それを打開するために、全道5カ所で道民説明会を開き、その中で新たな手法であるグループディスカッションとグループによるアンケートを実施することになりました。
道の第三者委員会でもカジノに積極的な委員が多く配置されていた結果、知事への答申は「ギャンブル依存症に配慮しつつ、積極的に推進すべき」というものになりました。
新しい手法のアンケートは、当然推進への誘導が意識されものであると認識しますが、今回の道の動きは、それだけでは足りないと思ったのか、有力な候補地である苫小牧市議会の決議があれば、地元の道民目線としてより誘致に有利に働くことになると考えて仕掛けたものでしょう。
道の働きかけを受けた苫小牧市議会の推進派は、わざわざ、今月28日に臨時会を開催してまでも決議を提出し、可決するようです。

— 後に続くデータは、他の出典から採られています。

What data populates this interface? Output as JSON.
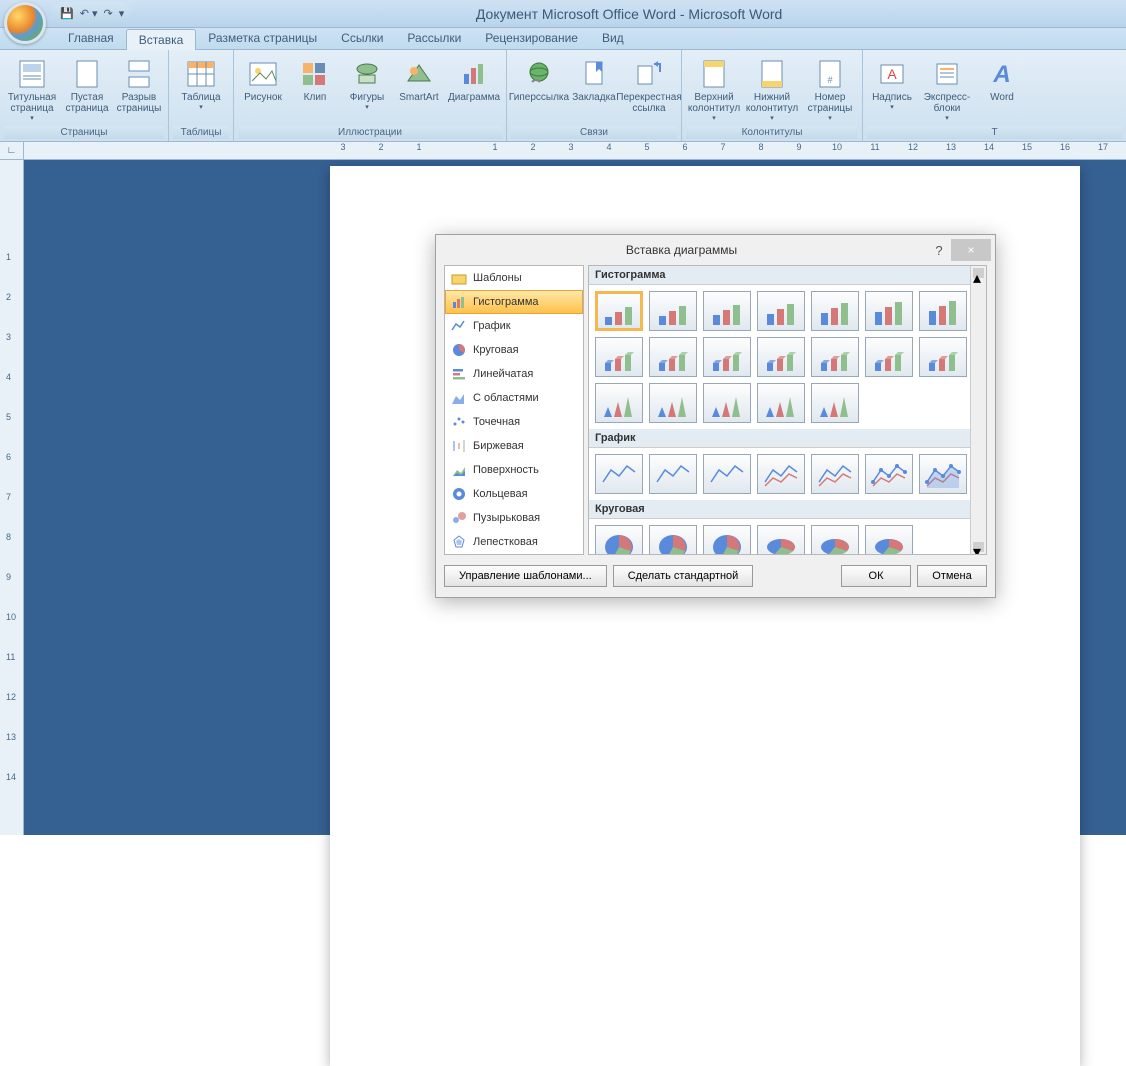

苫小牧市議会も道議会同様、決議については「議会の総意」という位置づけになることから、全会一致が基本となっています。
いくら賛成派の数が多くても、多数決で総意を決めるべきではありません。
今回の道議会でも同じようなことが起こり、国民の憲法議論を促進させることを目的とした意見書が、自民党1強の強行採決で可決しました。
このようなことが道内のあらゆる議会で行われるようになれば、まさしく安倍1強の地方版であり、地方自治の崩壊に繋がります。
ましてや、道という行政機関が、市という行政機関に対し「市議会の議決が誘致の是非に大きな影響を与える」と示唆するなど言語道断です。
仮に、これで28日に苫小牧市議会臨時会が開催され、可決されたとしても、この決議は疑義のある決議となるでしょう。
これを知事が参考にするということは、国と地方が同じ立場であると同様に広域自治体である道と基礎自治体である市町村は同等の立場であり、道は指導する立場ではないとする「地方自治法」の主旨をねじ曲げることになります。
基礎自治体に介入した「やらせ」の決議は、道民目線とは決してならないでしょう。
知事はこのカジノ問題で、就任早々「汚点」という消すに消せない「タトォー(入れ墨)」を身に刻み込むことになります。